After Ronald Reagan took over the property in 1976, Jerry helped care for the future president’s cattle and horses.
“He was the nicest man,” Jerry smiled. “He asked my grandfather about running for president, and my grandfather said to him that no man should ever have that kind of responsibility.
“I have a belt with longhorns carved into the leather that Reagan had made for my grandfather,” he added. “We have a lot history with him.”
Nancy’s parents met in the Santa Ynez Valley, where her mother was born and raised, the daughter of Danish immigrants who met at Solvang’s Atterdag College. Nancy remembers keeping her horses in what is now Hans Christian Anderson Park, which belonged to her grandfather before it became a park.

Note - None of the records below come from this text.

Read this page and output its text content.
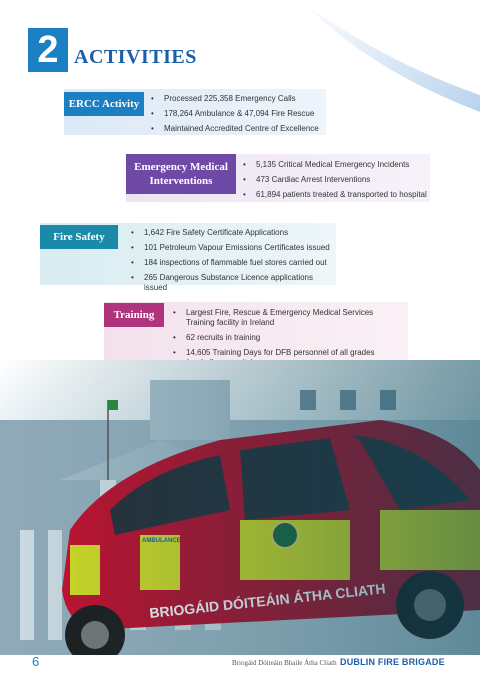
2 ACTIVITIES
ERCC Activity	• Processed 225,358 Emergency Calls
• 178,264 Ambulance & 47,094 Fire Rescue
• Maintained Accredited Centre of Excellence
Emergency Medical
Interventions
• 5,135 Critical Medical Emergency Incidents
• 473 Cardiac Arrest Interventions
• 61,894 patients treated & transported to hospital
Fire Safety	• 1,642 Fire Safety Certificate Applications
• 101 Petroleum Vapour Emissions Certificates issued
• 184 inspections of flammable fuel stores carried out
• 265 Dangerous Substance Licence applications issued
Training	• Largest Fire, Rescue & Emergency Medical Services Training facility in Ireland
• 62 recruits in training
• 14,605 Training Days for DFB personnel of all grades
6	Briogáid Dóiteáin Bhaile Átha Cliath DUBLIN FIRE BRIGADE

Jerry Williams, Sr., Nancy’s husband, was a member of Santa Maria’s Wineman family, sheepmen who became cattle ranchers and farmers. For 30 years, his brother, Bob, owned a 6000-head capacity feed lot in Santa Maria, though he now handles stocker cattle exclusively.

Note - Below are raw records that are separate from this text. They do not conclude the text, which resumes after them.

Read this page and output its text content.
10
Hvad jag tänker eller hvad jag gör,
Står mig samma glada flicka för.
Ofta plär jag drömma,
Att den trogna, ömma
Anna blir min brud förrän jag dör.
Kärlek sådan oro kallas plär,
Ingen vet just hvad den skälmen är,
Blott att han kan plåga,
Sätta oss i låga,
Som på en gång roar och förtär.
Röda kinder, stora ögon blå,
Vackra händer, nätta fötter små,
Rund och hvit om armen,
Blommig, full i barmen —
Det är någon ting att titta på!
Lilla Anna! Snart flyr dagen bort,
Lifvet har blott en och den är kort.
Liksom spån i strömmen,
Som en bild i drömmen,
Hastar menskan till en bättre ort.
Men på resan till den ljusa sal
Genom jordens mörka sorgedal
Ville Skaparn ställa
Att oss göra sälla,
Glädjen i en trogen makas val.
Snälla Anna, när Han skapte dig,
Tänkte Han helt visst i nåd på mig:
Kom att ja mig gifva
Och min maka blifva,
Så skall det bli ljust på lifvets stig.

Nancy met Jerry Sr. as a student at Cal Poly San Luis Obispo, where he played football and was among the survivors of the team’s deadly plane crash in 1960. After college, Jerry went to work for Nancy’s father, established his own cow herd, and when Jerry Jr. graduated from Cal Poly, started a herd with his son.
“My grandfather had the Buellton Livestock Market,” Jerry remembered. “After I got out of college there was a chance for me to take it over. My mom, dad and I had our own livestock market and we also had our cattle business.”
In 2001, a routine ranch chore went terribly wrong, shaking the very foundation of Williams Livestock Company.
“My husband was killed in an accident with a bull,” Nancy said softly, quiet pain etching her pretty face. “He roped the bull and the horse went down and he broke his neck. That’s when I took over the cattle business with Jerry.”
His pale blue eyes offering a steady if slightly weary gaze, Jerry said, “We were able to keep moving on because of what he taught me. I grew up with four generations and we all worked together. My great-grandfather was alive until I was eighteen, and he and grandpa taught me a lot, too.
“I broke my back several years ago when an ATV tipped over,” he continued with a wry laugh. “And broke my face, again on an ATV a few months back. I’ve had horse accidents, concussions. Things happen, but you just get up and keep going.”
Jerry and Nancy admit that, despite the dangers, challenges and never-ending labor of cattle ranching, the benefits make it worthwhile.
“You get to work with family everyday,” Jerry said. “The animals, being outdoors, being independent. And we have good friends that help us a lot, Audrey Griffin and Rick Layman are among those friends.
“The grandkids, nephews and nieces want to be here, too,” he continued. “Instead of going to a party, they’re coming here to help us. They all have divergent interests, but they come back to the ranch life that is the core.”
The flying V brand of the Williams Livestock Company has been in Nancy’s family for 50 years. With luck—and the commitment of succeeding generations—it will continue to mark livestock roaming the open spaces of Santa Ynez Valley cattle country. for many years to come.